Low concentration of chloroquine enhanced efficacy of cisplatin in the treatment of human ovarian cancer dependent on autophagy.

BACKGROUND: Cisplatin is a common used anti-tumor drug in ovarian cancer therapy with potent effect. Studies have reported that autophagy works as a cell-survival process in cancer, chloroquine has been added to various chemotherapeutic drugs. In the current study, we aim to evaluate whether chloroquine can enhance the effects of cisplatin in treating ovarian cancer.

METHODS: CCK-8 assay was used to detect cell viability. Transwell assay was used to examine cell migration and invasion. Flow cytometry assay was applied to evaluate cell apoptosis. Western-blot assay was used to detect proteins related to apoptosis, autophagy and the AKT/mTOR pathway.

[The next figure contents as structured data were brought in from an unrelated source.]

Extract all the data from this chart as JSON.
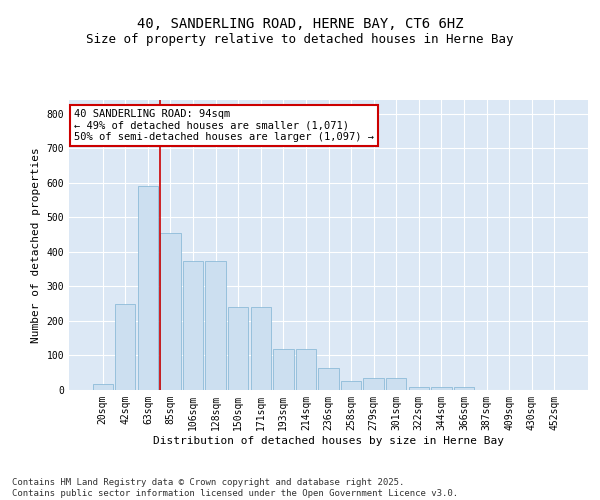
{
  "title_line1": "40, SANDERLING ROAD, HERNE BAY, CT6 6HZ",
  "title_line2": "Size of property relative to detached houses in Herne Bay",
  "xlabel": "Distribution of detached houses by size in Herne Bay",
  "ylabel": "Number of detached properties",
  "categories": [
    "20sqm",
    "42sqm",
    "63sqm",
    "85sqm",
    "106sqm",
    "128sqm",
    "150sqm",
    "171sqm",
    "193sqm",
    "214sqm",
    "236sqm",
    "258sqm",
    "279sqm",
    "301sqm",
    "322sqm",
    "344sqm",
    "366sqm",
    "387sqm",
    "409sqm",
    "430sqm",
    "452sqm"
  ],
  "values": [
    18,
    250,
    590,
    455,
    375,
    375,
    240,
    240,
    120,
    120,
    65,
    25,
    35,
    35,
    10,
    10,
    8,
    0,
    0,
    0,
    0
  ],
  "bar_color": "#ccdff0",
  "bar_edge_color": "#7fb3d3",
  "vline_color": "#cc0000",
  "annotation_text": "40 SANDERLING ROAD: 94sqm\n← 49% of detached houses are smaller (1,071)\n50% of semi-detached houses are larger (1,097) →",
  "annotation_box_color": "#ffffff",
  "annotation_box_edge": "#cc0000",
  "ylim": [
    0,
    840
  ],
  "yticks": [
    0,
    100,
    200,
    300,
    400,
    500,
    600,
    700,
    800
  ],
  "background_color": "#dce8f5",
  "footer_text": "Contains HM Land Registry data © Crown copyright and database right 2025.\nContains public sector information licensed under the Open Government Licence v3.0.",
  "title_fontsize": 10,
  "subtitle_fontsize": 9,
  "axis_label_fontsize": 8,
  "tick_fontsize": 7,
  "annotation_fontsize": 7.5,
  "footer_fontsize": 6.5
}
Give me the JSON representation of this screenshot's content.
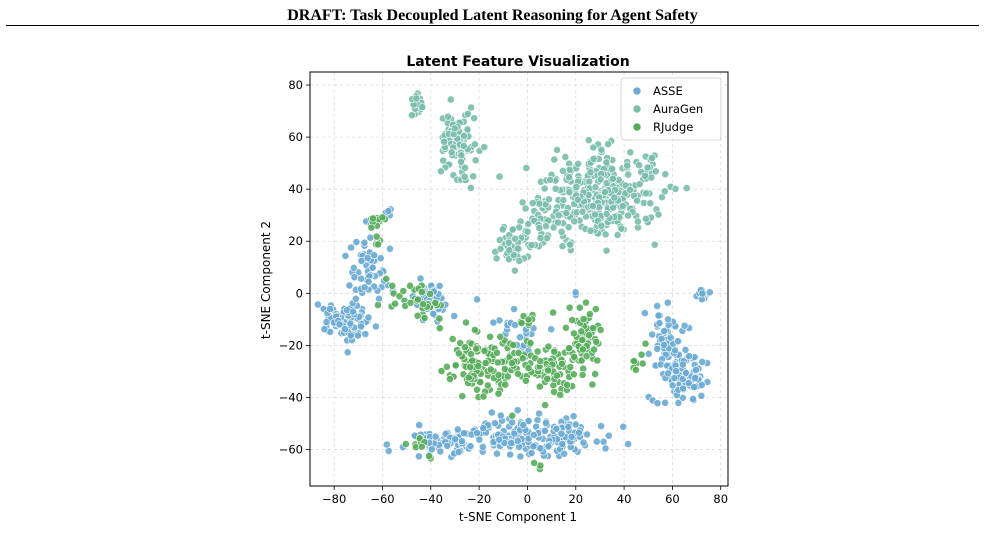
{
  "page": {
    "running_header": "DRAFT: Task Decoupled Latent Reasoning for Agent Safety"
  },
  "chart_data": {
    "type": "scatter",
    "title": "Latent Feature Visualization",
    "xlabel": "t-SNE Component 1",
    "ylabel": "t-SNE Component 2",
    "xlim": [
      -90,
      83
    ],
    "ylim": [
      -74,
      85
    ],
    "xticks": [
      -80,
      -60,
      -40,
      -20,
      0,
      20,
      40,
      60,
      80
    ],
    "yticks": [
      -60,
      -40,
      -20,
      0,
      20,
      40,
      60,
      80
    ],
    "xtick_labels": [
      "−80",
      "−60",
      "−40",
      "−20",
      "0",
      "20",
      "40",
      "60",
      "80"
    ],
    "ytick_labels": [
      "−60",
      "−40",
      "−20",
      "0",
      "20",
      "40",
      "60",
      "80"
    ],
    "grid": true,
    "legend_position": "top-right",
    "series": [
      {
        "name": "ASSE",
        "color": "#6aaad3",
        "clusters": [
          {
            "center": [
              -77,
              -11
            ],
            "spread": [
              5,
              4
            ],
            "count": 80
          },
          {
            "center": [
              -66,
              9
            ],
            "spread": [
              3.5,
              6
            ],
            "count": 60
          },
          {
            "center": [
              -40,
              -2
            ],
            "spread": [
              4,
              3
            ],
            "count": 45
          },
          {
            "center": [
              -57,
              31
            ],
            "spread": [
              1,
              1
            ],
            "count": 4
          },
          {
            "center": [
              -34,
              -57
            ],
            "spread": [
              8,
              2.5
            ],
            "count": 80
          },
          {
            "center": [
              -13,
              -54
            ],
            "spread": [
              6,
              3
            ],
            "count": 55
          },
          {
            "center": [
              12,
              -56
            ],
            "spread": [
              10,
              3.5
            ],
            "count": 130
          },
          {
            "center": [
              57,
              -18
            ],
            "spread": [
              4,
              6
            ],
            "count": 55
          },
          {
            "center": [
              61,
              -32
            ],
            "spread": [
              4,
              5
            ],
            "count": 45
          },
          {
            "center": [
              70,
              -33
            ],
            "spread": [
              3,
              5
            ],
            "count": 30
          },
          {
            "center": [
              72,
              0
            ],
            "spread": [
              1.5,
              1.5
            ],
            "count": 12
          },
          {
            "center": [
              -5,
              -15
            ],
            "spread": [
              6,
              6
            ],
            "count": 25
          },
          {
            "center": [
              20,
              0
            ],
            "spread": [
              1,
              1
            ],
            "count": 2
          }
        ]
      },
      {
        "name": "AuraGen",
        "color": "#79bdac",
        "clusters": [
          {
            "center": [
              -46,
              73
            ],
            "spread": [
              1.5,
              2
            ],
            "count": 18
          },
          {
            "center": [
              -28,
              58
            ],
            "spread": [
              4,
              7
            ],
            "count": 110
          },
          {
            "center": [
              30,
              38
            ],
            "spread": [
              12,
              8
            ],
            "count": 340
          },
          {
            "center": [
              8,
              28
            ],
            "spread": [
              5,
              6
            ],
            "count": 40
          },
          {
            "center": [
              -5,
              17
            ],
            "spread": [
              4,
              4
            ],
            "count": 45
          }
        ]
      },
      {
        "name": "RJudge",
        "color": "#57ac5b",
        "clusters": [
          {
            "center": [
              -63,
              28
            ],
            "spread": [
              1.5,
              1.5
            ],
            "count": 10
          },
          {
            "center": [
              -62,
              20
            ],
            "spread": [
              1,
              1
            ],
            "count": 5
          },
          {
            "center": [
              -50,
              0
            ],
            "spread": [
              5,
              4
            ],
            "count": 22
          },
          {
            "center": [
              -40,
              -6
            ],
            "spread": [
              3,
              3
            ],
            "count": 12
          },
          {
            "center": [
              -20,
              -27
            ],
            "spread": [
              7,
              6
            ],
            "count": 110
          },
          {
            "center": [
              5,
              -28
            ],
            "spread": [
              8,
              6
            ],
            "count": 90
          },
          {
            "center": [
              24,
              -18
            ],
            "spread": [
              4,
              7
            ],
            "count": 60
          },
          {
            "center": [
              45,
              -25
            ],
            "spread": [
              2,
              3
            ],
            "count": 8
          },
          {
            "center": [
              -45,
              -58
            ],
            "spread": [
              2,
              1.5
            ],
            "count": 8
          },
          {
            "center": [
              -40,
              -63
            ],
            "spread": [
              0.5,
              0.5
            ],
            "count": 2
          },
          {
            "center": [
              5,
              -66
            ],
            "spread": [
              1,
              1
            ],
            "count": 3
          },
          {
            "center": [
              0,
              -10
            ],
            "spread": [
              2,
              1.5
            ],
            "count": 8
          }
        ]
      }
    ]
  }
}
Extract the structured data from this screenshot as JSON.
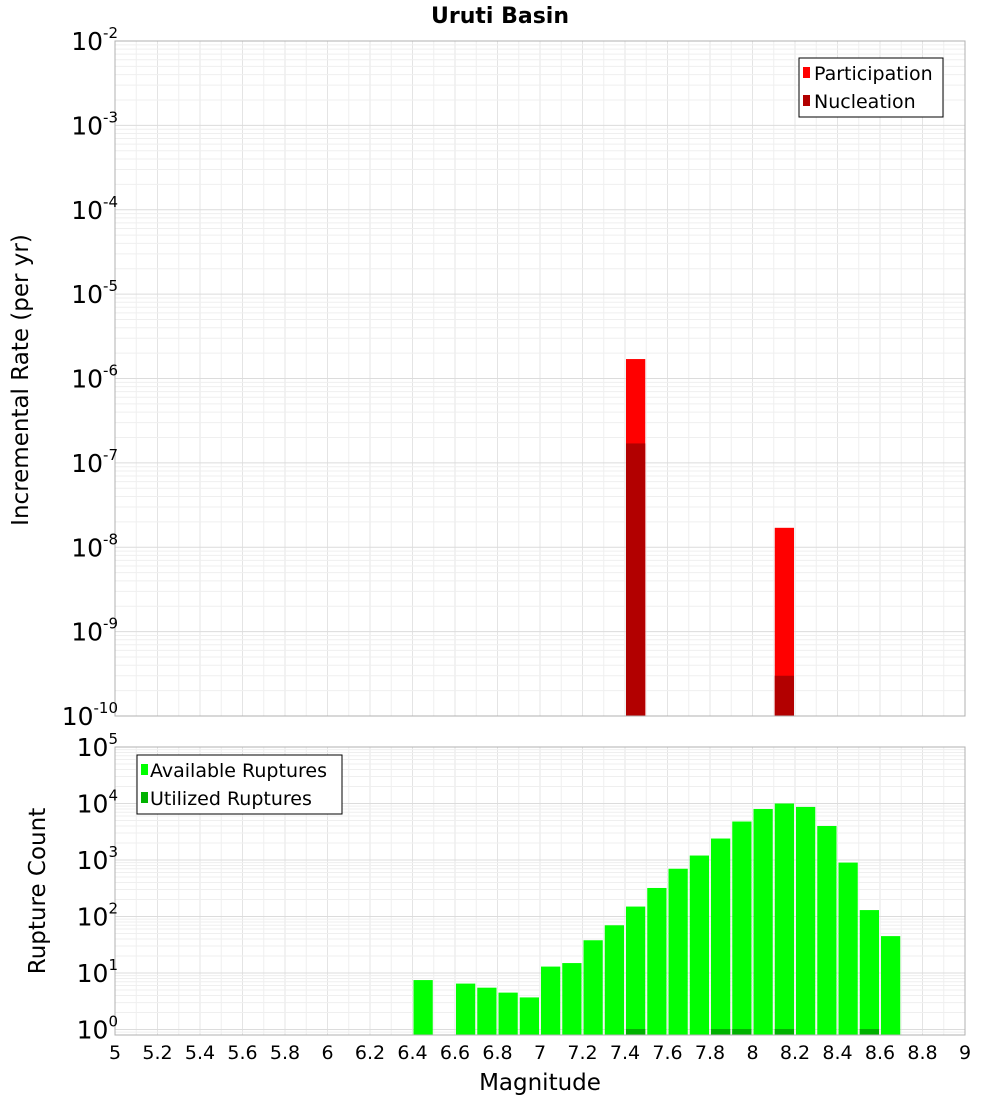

RESULTS: In the current study, we showed that low concentration of chloroquine alone did not affect cell viability, migration or invasion, but it could enhance the efficacy of cisplatin in inhibiting cell viability, migration and invasion in both SKOV3 and hey cells. Afterwards, we observed that cisplatin triggered apoptosis and autophagy in both SKOV3 and hey cells in a dose-dependent manner. After treatment of cisplatin, SKOV3 and hey cells showed increased apoptotic rate in flow cytometry assay, increased protein levels of cleaved caspase 3, cleaved PARP and Bax, and decreased protein levels of Bcl-2 and Bcl-XL. Cisplatin also induced the formation of autophagosomes and increased autophagy-related proteins ATG 5, ATG 7, Beclin 1 and LC3B II/LC3B I. Meanwhile, cisplatin activated the AKT-mTOR pathway in both SKOV3 and hey cells. Next, chloroquine was added to ovarian cancer cells, flow cytometry assay revealed that chloroquine alone did not affect cell apoptosis and expressions of apoptosis-related proteins, while chloroquine plus cisplatin induced more apoptotic rate than cisplatin alone (p < 0.05). Meanwhile, apoptosis-related proteins had the same change trend. In vivo experiment demonstrated that chloroquine plus cisplatin was more effective than cisplatin alone in suppressing the growth of xenograft tumors, with lower ki-67 expression and higher cleaved caspase 3 expression.

CONCLUSION: Based on our study, we propose that cisplatin activates the AKT/mTOR signaling pathway, which subsequently induces cytoprotective autophagy in ovarian cancer cells. Meanwhile, inhibition of autophagy via chloroquine enhances the anti-tumor effect of cisplatin.